Mesothelioma is an illness caused by a toxin/fiber used long ago in buildings and certain powders that people used. It is a mineral called asbestos. People breathe it in, or swallow the fibers and many years later can develop this rare cancer that shows up on the lining of people's organs, like lungs, belly, and heart. It is very rare for people to develop it.
What would you want the world to know about mesothelioma?
Mesothelioma is a rare cancer affecting less than 3000 people a year. It is almost exclusively caused by asbestos exposure and can take anywhere from 10- 50 years to develop after initial toxin exposure.

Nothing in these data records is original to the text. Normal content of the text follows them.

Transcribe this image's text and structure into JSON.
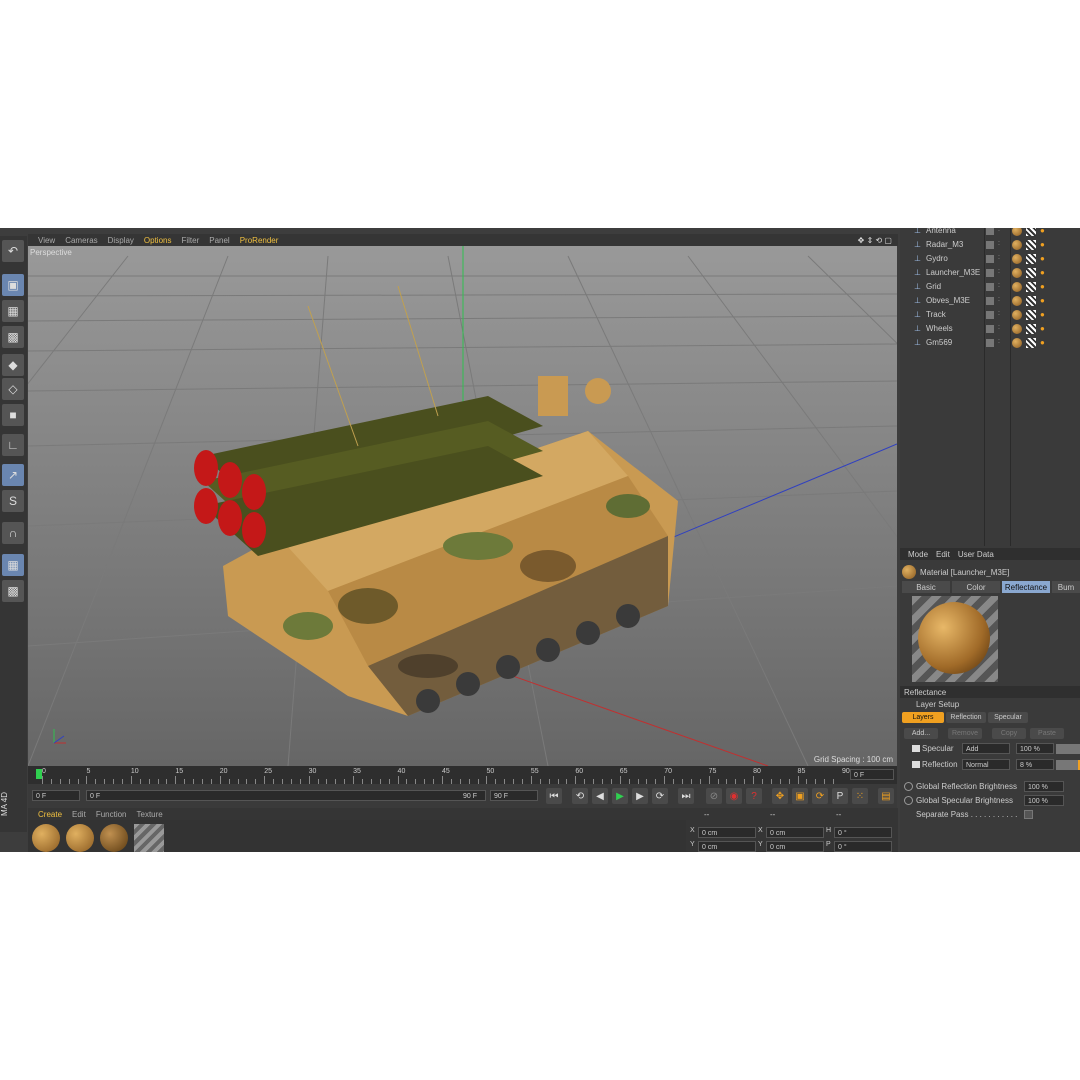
{
  "app": {
    "vertical_label": "MA 4D"
  },
  "viewport_menu": {
    "items": [
      {
        "label": "View",
        "highlight": false
      },
      {
        "label": "Cameras",
        "highlight": false
      },
      {
        "label": "Display",
        "highlight": false
      },
      {
        "label": "Options",
        "highlight": true
      },
      {
        "label": "Filter",
        "highlight": false
      },
      {
        "label": "Panel",
        "highlight": false
      },
      {
        "label": "ProRender",
        "highlight": true
      }
    ]
  },
  "viewport": {
    "camera_label": "Perspective",
    "grid_spacing": "Grid Spacing : 100 cm"
  },
  "timeline": {
    "ticks": [
      "0",
      "5",
      "10",
      "15",
      "20",
      "25",
      "30",
      "35",
      "40",
      "45",
      "50",
      "55",
      "60",
      "65",
      "70",
      "75",
      "80",
      "85",
      "90"
    ],
    "current_frame": "0 F"
  },
  "playback": {
    "start_field": "0 F",
    "range_start": "0 F",
    "range_end": "90 F",
    "end_field": "90 F"
  },
  "material_manager": {
    "menu": [
      {
        "label": "Create",
        "highlight": true
      },
      {
        "label": "Edit",
        "highlight": false
      },
      {
        "label": "Function",
        "highlight": false
      },
      {
        "label": "Texture",
        "highlight": false
      }
    ]
  },
  "coordinates": {
    "header_dashes": [
      "--",
      "--",
      "--"
    ],
    "rows": [
      {
        "a": "X",
        "av": "0 cm",
        "b": "X",
        "bv": "0 cm",
        "c": "H",
        "cv": "0 °"
      },
      {
        "a": "Y",
        "av": "0 cm",
        "b": "Y",
        "bv": "0 cm",
        "c": "P",
        "cv": "0 °"
      }
    ]
  },
  "object_manager": {
    "objects": [
      "Antenna",
      "Radar_M3",
      "Gydro",
      "Launcher_M3E",
      "Grid",
      "Obves_M3E",
      "Track",
      "Wheels",
      "Gm569"
    ]
  },
  "attributes": {
    "menu": [
      "Mode",
      "Edit",
      "User Data"
    ],
    "material_name": "Material [Launcher_M3E]",
    "tabs": [
      {
        "label": "Basic",
        "active": false
      },
      {
        "label": "Color",
        "active": false
      },
      {
        "label": "Reflectance",
        "active": true
      },
      {
        "label": "Bum",
        "active": false
      }
    ],
    "section_title": "Reflectance",
    "layer_setup": "Layer Setup",
    "layer_tabs": [
      "Layers",
      "Reflection",
      "Specular"
    ],
    "buttons": [
      "Add...",
      "Remove",
      "Copy",
      "Paste"
    ],
    "layers": [
      {
        "name": "Specular",
        "mode": "Add",
        "value": "100 %"
      },
      {
        "name": "Reflection",
        "mode": "Normal",
        "value": "8 %"
      }
    ],
    "global_reflection": {
      "label": "Global Reflection Brightness",
      "value": "100 %"
    },
    "global_specular": {
      "label": "Global Specular Brightness",
      "value": "100 %"
    },
    "separate_pass": "Separate Pass . . . . . . . . . . ."
  },
  "colors": {
    "highlight": "#f0c040",
    "active_tab": "#8aa8d0",
    "orange": "#f0a020"
  }
}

Asbestos fibers are incredibly small and are airborne easily when disrupted. It is considered an incurable and terminal cancer. Surgery, immunotherapy, and tri-modality treatments are doing a lot to help people with mesothelioma live longer lives. The average life expectancy is 18-24 months after diagnosis. Asbestos, the fiber that causes mesothelioma, is not yet banned in the United States and still used in certain commercial and industrial settings.

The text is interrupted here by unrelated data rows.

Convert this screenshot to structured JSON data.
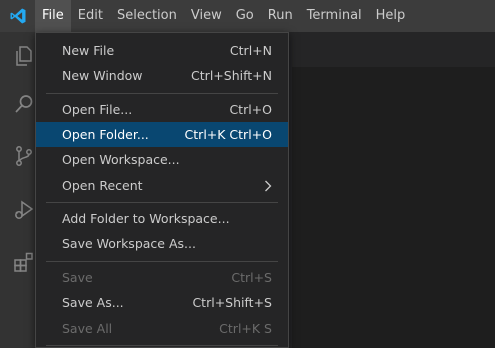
{
  "menubar": {
    "items": [
      "File",
      "Edit",
      "Selection",
      "View",
      "Go",
      "Run",
      "Terminal",
      "Help"
    ],
    "active": "File"
  },
  "activitybar": {
    "icons": [
      "explorer-icon",
      "search-icon",
      "source-control-icon",
      "run-debug-icon",
      "extensions-icon"
    ]
  },
  "file_menu": {
    "items": [
      {
        "label": "New File",
        "shortcut": "Ctrl+N"
      },
      {
        "label": "New Window",
        "shortcut": "Ctrl+Shift+N"
      },
      {
        "label": "Open File...",
        "shortcut": "Ctrl+O"
      },
      {
        "label": "Open Folder...",
        "shortcut": "Ctrl+K Ctrl+O",
        "highlighted": true
      },
      {
        "label": "Open Workspace...",
        "shortcut": ""
      },
      {
        "label": "Open Recent",
        "shortcut": "",
        "submenu": true
      },
      {
        "label": "Add Folder to Workspace...",
        "shortcut": ""
      },
      {
        "label": "Save Workspace As...",
        "shortcut": ""
      },
      {
        "label": "Save",
        "shortcut": "Ctrl+S",
        "disabled": true
      },
      {
        "label": "Save As...",
        "shortcut": "Ctrl+Shift+S"
      },
      {
        "label": "Save All",
        "shortcut": "Ctrl+K S",
        "disabled": true
      }
    ]
  },
  "colors": {
    "accent": "#007acc",
    "highlight": "#094771",
    "menubar_bg": "#3c3c3c",
    "menu_bg": "#252526"
  }
}
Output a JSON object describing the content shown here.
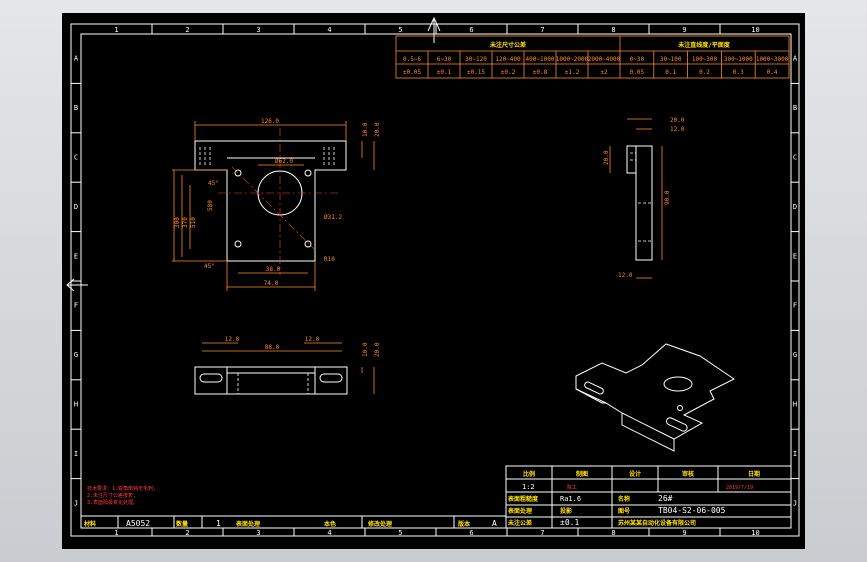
{
  "colors": {
    "background": "#000000",
    "frame": "#ffffff",
    "dimension": "#ff8a1f",
    "centerline": "#ff3b3b",
    "accent_text": "#ffe000",
    "workspace": "#d6d9dc"
  },
  "grid_cols": [
    "1",
    "2",
    "3",
    "4",
    "5",
    "6",
    "7",
    "8",
    "9",
    "10"
  ],
  "grid_rows": [
    "A",
    "B",
    "C",
    "D",
    "E",
    "F",
    "G",
    "H",
    "I",
    "J"
  ],
  "tolerance_table": {
    "linear_title": "未注尺寸公差",
    "flatness_title": "未注直线度/平面度",
    "linear_ranges": [
      "0.5~6",
      "6~30",
      "30~120",
      "120~400",
      "400~1000",
      "1000~2000",
      "2000~4000"
    ],
    "linear_values": [
      "±0.05",
      "±0.1",
      "±0.15",
      "±0.2",
      "±0.8",
      "±1.2",
      "±2"
    ],
    "flat_ranges": [
      "0~30",
      "30~100",
      "100~300",
      "300~1000",
      "1000~3000"
    ],
    "flat_values": [
      "0.05",
      "0.1",
      "0.2",
      "0.3",
      "0.4"
    ]
  },
  "front_view": {
    "dims": {
      "top_width": "126.0",
      "height_a": "10.0",
      "height_b": "20.0",
      "bore": "Ø62.0",
      "angle": "45°",
      "hole": "Ø31.2",
      "side_a": "300",
      "side_b": "370",
      "side_c": "510",
      "inner_h": "580",
      "inner_w": "38.0",
      "outer_w": "74.0",
      "radius": "R10",
      "angle2": "45°"
    }
  },
  "side_view": {
    "dims": {
      "top_a": "20.0",
      "top_b": "12.0",
      "left": "20.0",
      "height": "90.0",
      "bottom": "12.0"
    }
  },
  "bottom_view": {
    "dims": {
      "left": "12.0",
      "right": "12.0",
      "center": "88.0",
      "h_a": "10.0",
      "h_b": "20.0"
    }
  },
  "notes": [
    "技术要求：1.锐角倒钝无毛刺；",
    "2.未注尺寸公差按表；",
    "3.表面阳极氧化处理。"
  ],
  "title_block": {
    "headers": [
      "比例",
      "制图",
      "设计",
      "审核",
      "日期"
    ],
    "scale": "1:2",
    "drafter": "陈工",
    "date": "2019/7/19",
    "roughness_label": "表面粗糙度",
    "roughness_value": "Ra1.6",
    "projection_label": "投影",
    "name_label": "名称",
    "part_no": "26#",
    "tolerance_label": "未注公差",
    "tolerance_value": "±0.1",
    "drawing_label": "图号",
    "drawing_no": "TB04-S2-06-005",
    "plating": "表面处理",
    "company": "苏州某某自动化设备有限公司"
  },
  "bottom_row": {
    "material_label": "材料",
    "material": "A5052",
    "qty_label": "数量",
    "qty": "1",
    "surface_label": "表面处理",
    "surface": "本色",
    "revision_label": "修改处理",
    "version_label": "版本",
    "version": "A"
  }
}
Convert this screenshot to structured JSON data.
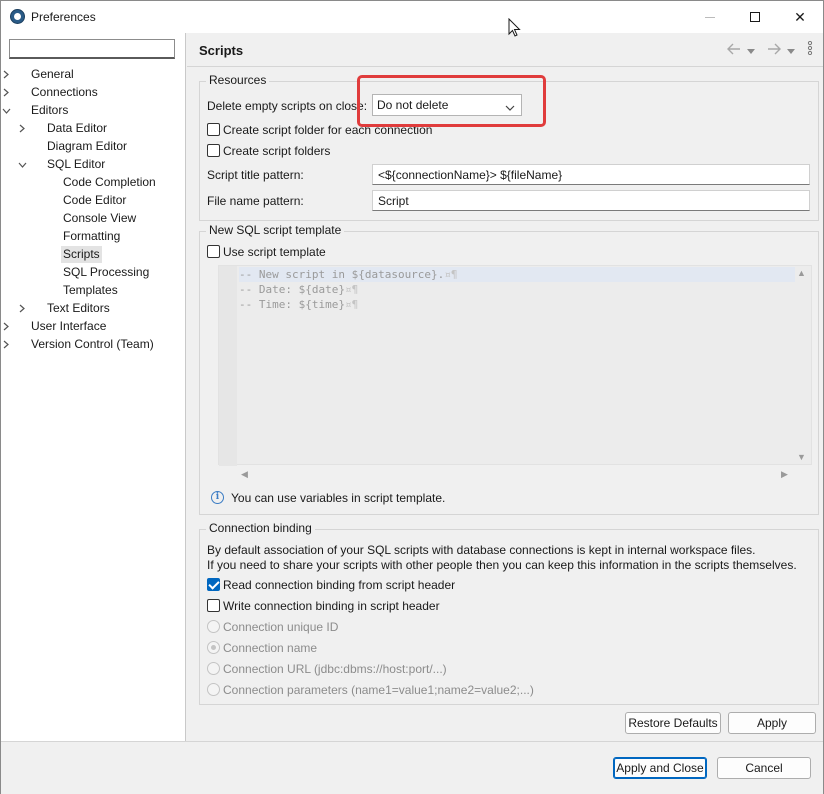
{
  "window": {
    "title": "Preferences",
    "close_glyph": "✕"
  },
  "sidebar": {
    "filter_value": "",
    "items": [
      {
        "label": "General",
        "level": 0,
        "twisty": "collapsed"
      },
      {
        "label": "Connections",
        "level": 0,
        "twisty": "collapsed"
      },
      {
        "label": "Editors",
        "level": 0,
        "twisty": "expanded"
      },
      {
        "label": "Data Editor",
        "level": 1,
        "twisty": "collapsed"
      },
      {
        "label": "Diagram Editor",
        "level": 1,
        "twisty": "none"
      },
      {
        "label": "SQL Editor",
        "level": 1,
        "twisty": "expanded"
      },
      {
        "label": "Code Completion",
        "level": 2,
        "twisty": "none"
      },
      {
        "label": "Code Editor",
        "level": 2,
        "twisty": "none"
      },
      {
        "label": "Console View",
        "level": 2,
        "twisty": "none"
      },
      {
        "label": "Formatting",
        "level": 2,
        "twisty": "none"
      },
      {
        "label": "Scripts",
        "level": 2,
        "twisty": "none",
        "selected": true
      },
      {
        "label": "SQL Processing",
        "level": 2,
        "twisty": "none"
      },
      {
        "label": "Templates",
        "level": 2,
        "twisty": "none"
      },
      {
        "label": "Text Editors",
        "level": 1,
        "twisty": "collapsed"
      },
      {
        "label": "User Interface",
        "level": 0,
        "twisty": "collapsed"
      },
      {
        "label": "Version Control (Team)",
        "level": 0,
        "twisty": "collapsed"
      }
    ]
  },
  "page": {
    "title": "Scripts",
    "nav": {
      "back_icon": "back-arrow-icon",
      "forward_icon": "forward-arrow-icon",
      "menu_icon": "vertical-dots-icon"
    }
  },
  "resources": {
    "title": "Resources",
    "delete_label": "Delete empty scripts on close:",
    "delete_value": "Do not delete",
    "create_folder_per_connection": {
      "label": "Create script folder for each connection",
      "checked": false
    },
    "create_folders": {
      "label": "Create script folders",
      "checked": false
    },
    "title_pattern_label": "Script title pattern:",
    "title_pattern_value": "<${connectionName}> ${fileName}",
    "file_name_pattern_label": "File name pattern:",
    "file_name_pattern_value": "Script"
  },
  "template": {
    "title": "New SQL script template",
    "use_template": {
      "label": "Use script template",
      "checked": false
    },
    "lines": [
      "-- New script in ${datasource}.",
      "-- Date: ${date}",
      "-- Time: ${time}"
    ],
    "line_end_marker": "¤¶",
    "info": "You can use variables in script template."
  },
  "binding": {
    "title": "Connection binding",
    "desc1": "By default association of your SQL scripts with database connections is kept in internal workspace files.",
    "desc2": "If you need to share your scripts with other people then you can keep this information in the scripts themselves.",
    "read_header": {
      "label": "Read connection binding from script header",
      "checked": true
    },
    "write_header": {
      "label": "Write connection binding in script header",
      "checked": false
    },
    "options": [
      {
        "label": "Connection unique ID",
        "selected": false
      },
      {
        "label": "Connection name",
        "selected": true
      },
      {
        "label": "Connection URL (jdbc:dbms://host:port/...)",
        "selected": false
      },
      {
        "label": "Connection parameters (name1=value1;name2=value2;...)",
        "selected": false
      }
    ]
  },
  "buttons": {
    "restore": "Restore Defaults",
    "apply": "Apply",
    "apply_close": "Apply and Close",
    "cancel": "Cancel"
  },
  "colors": {
    "highlight_box": "#e03c3c",
    "accent": "#0067c0"
  }
}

What does it feel like to live with mesothelioma and one lung?
At this point in my life, it's just normal... but when I really sit and think about what my body has been through and that I do as well as I am doing? I am rather impressed with what I and many others have accomplished. I had my entire left lung removed and all of the surrounding tissue, the pleura, where the cancer was located, the left half of my diaphragm, the lining of my heart, and a rib all resected. I now have surgical goretex where my diaphragm and pericardium were. My right lung has expanded to compensate for the loss of the other one. Most days I feel quite normal and don't think much, but there are days when I want to do something, go hiking, or work in the yard doing things that tire me out is when I remember that I only have one lung. I deal with chronic pain due to surgery and radiation, but keep it controlled so I have quality of life. I've survived over 17 years with this and I have no plans on leaving this earth any time soon! The hard part is making friends with other patients and then losing them to this terrible cancer. I've lost so very many friends over the last 17 years that my heart breaks when I think about it. But I'm still out there, advocating for new patients and helping bring much-needed awareness and funding to this rare disease.
What brings you joy?
The simple things in life. Seeing my 17-year-old child thrive. My dogs, my birds, nature. I love being outside. I love working in the garden and making things beautiful. And just simply being here... that brings me great joy.